An Astronomical Unit is one of those measurements that should be obsolete, but isn’t. It’s no more—or less—arbitrary than the light-year. All our units have origins that no longer mean anything to us—we measure time by what was originally a fraction of one axial rotation, and space by a fraction of the circumference, of the Moon’s primary. An AU was originally the distance between the Moon’s primary and its primary, the Sun. These days, it’s usually thought of as the approximate distance from a G-type star to the middle of the habitable zone. About a hundred and fifty million kilometres.
The Long Tube, which the Long Station existed to shuttle people to and from and generally to maintain, was one hundred and eighty Astronomical Units long.

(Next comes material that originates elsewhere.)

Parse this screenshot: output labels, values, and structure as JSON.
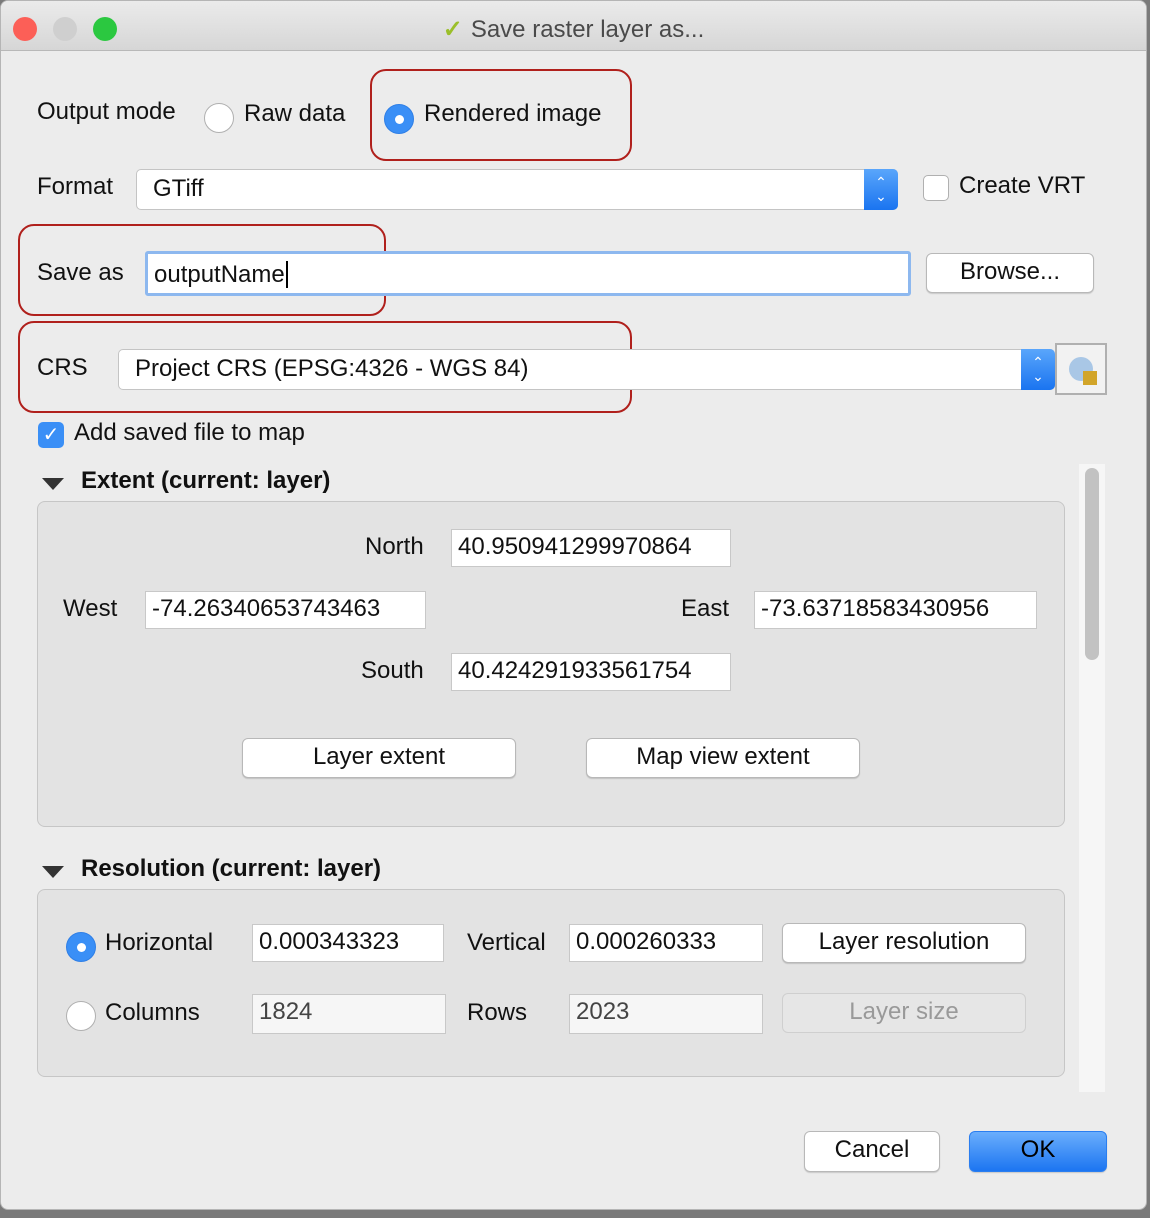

Twenty-seven thousand million kilometres, or, to put it in perspective, one light-day. From the shuttle, it looked like a hairline crack in infinity, but it didn’t add up to a mouse’s whisker in the Oort. It was aimed straight at Sirius, which I could see as a bright star with a fuzzy green haze of habitats. I shivered. I was about to be frozen, placed with the rest of the passengers on the next needle ship out, electromagnetically accelerated for months at 30 g to relativistic velocities in the Long Tube, hurtled across 6.4 light-years, decelerated in Sirius’s matching tube, accelerated again to Procyon, then to Lalande 21185, and finally sent on a fast clipper to Lalande’s next-door neighbour and fellow red dwarf, Wolf 359. It had to be a fast clipper because Wolf 359’s Long Tubes were no longer being calibrated—and when you’re aiming one Long Tube across light-years at the mouth of another, calibration matters.
A fast clipper—in fact, painfully slow, the name a legacy of pre-Tube times, when 0.1 c was a fast clip—also has calibration issues. Pushed by laser, decelerated by laser reflection from a mirror shell deployed on nearing the target system, it was usually only used for seedships. This clipper was an adapted seedship, but I was going in bulk because it was actually cheaper to thaw me out
on arrival than to grow me from a bean. If the calibration wasn’t quite right, I’d never know.
The shuttle made minor course corrections to dock at the Long Tube.
“Please pass promptly to the cryogenic area,” it told us.
I shivered again.
Cryogenic travel has improved since then: subjectively, it’s pretty much instantaneous. In those days, it was called cold sleep, and that’s exactly what it felt like: being very cold and having slow, bad, dreams. Even with relativistic time-dilation and a glacial metabolism, it lasted for months.
I woke screaming in a translucent box.
“There, there,” said the box. “Everything will be all right. Have some coffee.”
The lid of the box extruded a nipple towards my mouth. I screamed again.
“Well, if you’re going to be like that …” said the box.
“It reminded me of a nightmare,” I said. My mouth was parched. “Please.”
“Oh, all right.”
I sucked on the coffee and felt warmth spread from my belly.
“Update me,” I said, around the nipple.
My translucent surroundings became transparent, with explanatory text and diagrams floating like after-images. A view, with footnotes. This helped, but not enough. An enormous blue-and-white sphere loomed right in front of me. I recoiled so hard that I hurt my head on the back of the box.
“What the fuck is that?”
“A terraformed terrestrial,” said the box. “Please do try to read before reacting.”
“Sorry,” I said. “I thought we were falling towards it.”
“We are,” said the box.
I must have yelled again.
“Read before reacting,” said the box. “Please.”
I turned my head as if to look over my shoulder. I couldn’t actually turn it that far, but the box obligingly swivelled the view. The red dwarf lurked at my back, apparently closer than the blue planet. I felt almost relieved. At least Wolf 359 was where I expected it. According to the view’s footnotes, nothing else was, except the inactive Long Tubes in the wispy remnant of the cometary cloud, twelve light-hours out. No solar-orbit microwave stations. Not even the hulks of habitats. No asteroids. No large cometary masses. And a planet, something that shouldn’t have been there, was. I didn’t need the explanatory text to make the connection. Every scrap of accessible mass in the system had been thrown into this gaudy reconstruction. The planet reminded me of pictures I’d seen of the Moon’s primary, back when it had liquid water.